黎擎天半晌聽不到他的聲音,疑惑的回過頭來,“你怎麼不加了?”
“我來的時候已經帶了劍了,我還要一把做什麼。”航航很無辜的看着他,大眼像只可愛的小鹿一樣,讓人心生疼惜,“再說了,那麼貴,我才捨不得我的錢呢。”
“你……”黎擎天有吐血的衝動了,他這分明是故意的,將價格擡高,然後自己馬上撤手,可惡。
心來那有。主持人在臺上來來回回的看了兩個小傢伙幾遍,良久,錘子垂下去,“二十萬一次,二十萬兩次,二十萬三次,好,這把劍,現在就歸黎小公子所有了。”
黎默恆從頭到尾看着兩人的互動,比較無語。這……應該算是交手的前奏,顯而易見,天天一敗塗地。
臺上的拍賣會一直在持續,賓客們漸漸熱鬧了起來,價格也越提越高。
而黎擎天,自從買下了那把劍以後,心裡就有一團火一直在燃燒,撲都撲不滅,看向身邊的航航,就更加牙咬切齒了。
拍賣現場進入了尾聲,航航剛填了一塊糕點進入肚子裡,便聽到了主持人點名的聲音,“今晚的慈善晚會有些不同,大家都看到了,我們舞臺的前面,坐了兩個粉雕玉琢的小天使,一位,是我們黎大少的小公子,天天,而另一位,則是身份神秘連默三少都不知道的小航航,兩個小傢伙都是天賦異稟,小小年紀能力就不凡。所以,現在讓我們掌聲歡迎兩個小天使,讓我們來看看他們給我們帶來了怎樣的驚喜。”

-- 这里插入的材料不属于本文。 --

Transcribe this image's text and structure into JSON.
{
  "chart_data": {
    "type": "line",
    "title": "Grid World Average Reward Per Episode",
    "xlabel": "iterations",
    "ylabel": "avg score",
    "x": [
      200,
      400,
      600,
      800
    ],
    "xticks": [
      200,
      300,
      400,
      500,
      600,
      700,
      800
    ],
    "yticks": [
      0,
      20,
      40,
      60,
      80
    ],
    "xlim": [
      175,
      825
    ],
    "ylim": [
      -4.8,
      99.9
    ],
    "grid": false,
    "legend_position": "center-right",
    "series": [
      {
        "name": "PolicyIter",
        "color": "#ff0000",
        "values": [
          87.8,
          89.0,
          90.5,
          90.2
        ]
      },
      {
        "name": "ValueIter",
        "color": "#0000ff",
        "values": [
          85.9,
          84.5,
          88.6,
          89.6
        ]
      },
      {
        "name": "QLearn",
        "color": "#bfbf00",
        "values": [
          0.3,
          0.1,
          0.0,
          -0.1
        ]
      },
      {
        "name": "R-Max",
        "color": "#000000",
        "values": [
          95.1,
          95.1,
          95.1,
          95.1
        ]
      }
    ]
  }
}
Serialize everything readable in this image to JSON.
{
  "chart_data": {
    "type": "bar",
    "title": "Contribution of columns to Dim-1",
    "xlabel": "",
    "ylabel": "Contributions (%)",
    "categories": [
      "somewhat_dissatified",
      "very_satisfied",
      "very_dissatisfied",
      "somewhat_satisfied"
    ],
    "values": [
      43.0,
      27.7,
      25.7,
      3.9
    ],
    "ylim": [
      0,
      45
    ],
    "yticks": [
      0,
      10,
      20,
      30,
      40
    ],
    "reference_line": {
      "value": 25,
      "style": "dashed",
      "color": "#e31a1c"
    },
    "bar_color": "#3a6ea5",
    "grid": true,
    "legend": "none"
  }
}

航航嘟着嘴,他一點都不喜歡這種被人當猴子看的場景,可惜那天一時衝動答應了下來,都沒來得及挑場地和時間。
“我們上去,你的劍呢?”黎擎天撞了撞他。
航航有些不情不願的,對着後面的樑以素招了招手,立即就有一個小盒子送到他面前。他打開盒子,拿出置身於裡面的那把小劍,然後,黎擎天凌亂了。
黎默恆微微眯起了眼,這把劍……
全世界就兩把的劍,另外一把,竟然在他的手上。